Grid Index in Crowdsourcing (2020-2021): The area of our research in computer science, particularly spatial computing. Spatial computing provides a very important computing technology for any geographically related applications and services. It helps in the construction of geographical websites' profiles and services. Spatial computing can be used in location identification such as google maps and have other uses and services in spatial planning, traffic congestion control, evacuation systems, crowd management, and spatial crowdsourcing. In this research, we have investigated two main components of spatial crowdsourcing. In particular, we introduced spatial indexes to a crowdsourcing platform. Next, we constructed the basic spatial operation of crowdsourcing applications. We conducted an experimental study to recommend a suitable big data framework and suitable spatial indexing for crowdsourcing applications.
Conference Paper. Team: shahd mosa qari, Manal Abdulrahman Alharthi, Leena Solayman Houmaidan, raghad mohammed alqurashi, and Ashwaq Ahmed Almalki.

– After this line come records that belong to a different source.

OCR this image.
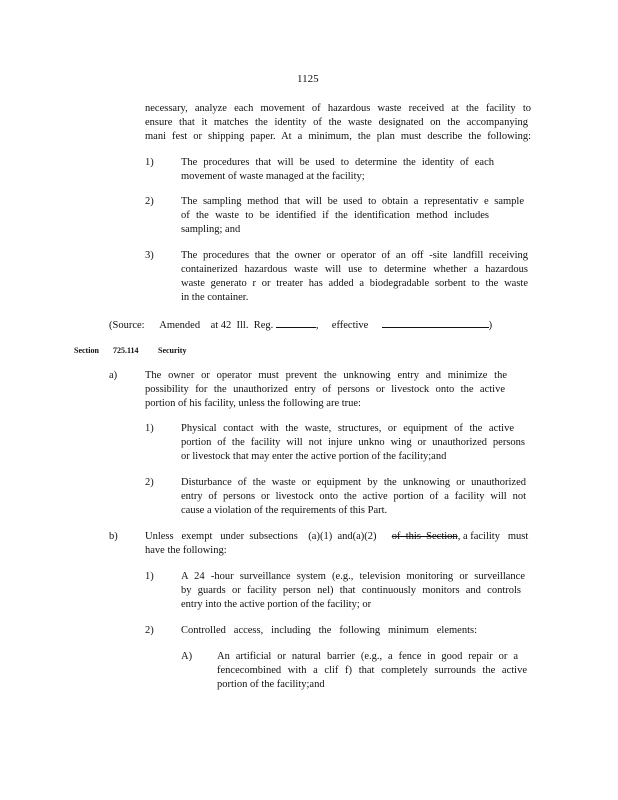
1125
necessary, analyze each movement of hazardous waste received at the facility to
ensure that it matches the identity of the waste designated on the accompanying
mani fest or shipping paper. At a minimum, the plan must describe the following:
1)	The procedures that will be used to determine the identity of each
movement of waste managed at the facility;
2)	The sampling method that will be used to obtain a representativ e sample
of the waste to be identified if the identification method includes
sampling; and
3)	The procedures that the owner or operator of an off -site landfill receiving
containerized hazardous waste will use to determine whether a hazardous
waste generato r or treater has added a biodegradable sorbent to the waste
in the container.
(Source: Amended    at 42  Ill.  Reg.	, effective	)
Section 725.114 Security
a)	The owner or operator must prevent the unknowing entry and minimize the
possibility for the unauthorized entry of persons or livestock onto the active
portion of his facility, unless the following are true:
1)	Physical contact with the waste, structures, or equipment of the active
portion of the facility will not injure unkno wing or unauthorized persons
or livestock that may enter the active portion of the facility;and
2)	Disturbance of the waste or equipment by the unknowing or unauthorized
entry of persons or livestock onto the active portion of a facility will not
cause a violation of the requirements of this Part.
b)	Unless   exempt   under  subsections    (a)(1)  and(a)(2) of  this  Section, a facility   must
have the following:
1)	A 24 -hour surveillance system (e.g., television monitoring or surveillance
by guards or facility person nel) that continuously monitors and controls
entry into the active portion of the facility; or
2)	Controlled access, including the following minimum elements:
A) An artificial or natural barrier (e.g., a fence in good repair or a
fencecombined with a clif f) that completely surrounds the active
portion of the facility;and
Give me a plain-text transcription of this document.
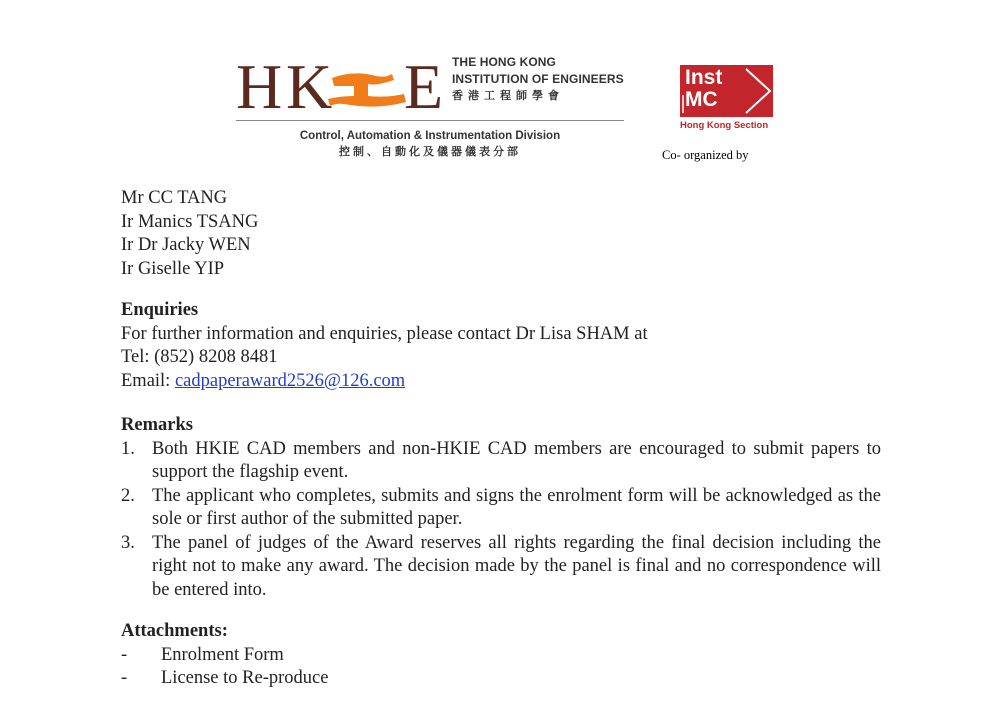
H K E THE HONG KONG
INSTITUTION OF ENGINEERS
香港工程師學會
Control, Automation & Instrumentation Division
控制、自動化及儀器儀表分部
Inst
MC
Hong Kong Section
Co- organized by
Mr CC TANG
Ir Manics TSANG
Ir Dr Jacky WEN
Ir Giselle YIP
Enquiries
For further information and enquiries, please contact Dr Lisa SHAM at
Tel: (852) 8208 8481
Email: cadpaperaward2526@126.com
Remarks
1. Both HKIE CAD members and non-HKIE CAD members are encouraged to submit papers to support the flagship event.
2. The applicant who completes, submits and signs the enrolment form will be acknowledged as the sole or first author of the submitted paper.
3. The panel of judges of the Award reserves all rights regarding the final decision including the right not to make any award. The decision made by the panel is final and no correspondence will be entered into.
Attachments:
-	Enrolment Form
-	License to Re-produce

ScanMarket (2019-2020): With the technical developments that have taken place or will happen in Saudi Arabia with Vision 2030, it is vital For retailers keeping up with this development. One of the challenges retailers might face the need for fast and easy shopping systems. In ScanMarket, we propose and develop a system that will assist in saving time and effort and helps retailers to satisfy consumers and reduce work pressure on the staff and organizations.
Demo. Poster. Team: Bashayer Ali Youseff, Fatmah ahmed sidebaba, BGhofran khalid doman, Kholod hussin al-sehli.
Imprint (2019-2020): The Imprint is a web designed system for querying, analyzing microblogs. Twitter is a form of microblogs with a stream of rich data that carry different types of information. The Imprint system has three basic operations: locate hashtag, display trend growth, and cluster account by their area of interest. This project locates topics, specifies the original location and source tweets topics, and displays trend evolution that describes how trend spreads across the country. Imprint cluster twitters users by their interest using various text classification techniques. Imprint system is connected with a nicely designed map interface that allows for interactive visualization.
Demo. Poster. Team: Atheer Alhazmi, Elham Alasmri, Hadeel Alraddadi, Layan Alahmadi, Shahd Alsayed.
CMM (2019-2020):The CMM: Crowds in Mecca and Madina. Crowd analysis always has motivated scientists, authorities, and agencies. The CMM project has the primary goal of generating a simulation of people movement in two specific areas of AL-Haram in Mecca and Al-Haram in Al-Madina.
Demo. Poster. Team: Amal Abdo Alabsi, Manar Mokhtar Rabee, juman adnan alfhmi, Yousra abdullah felemban, Weaam Wael Khayyat.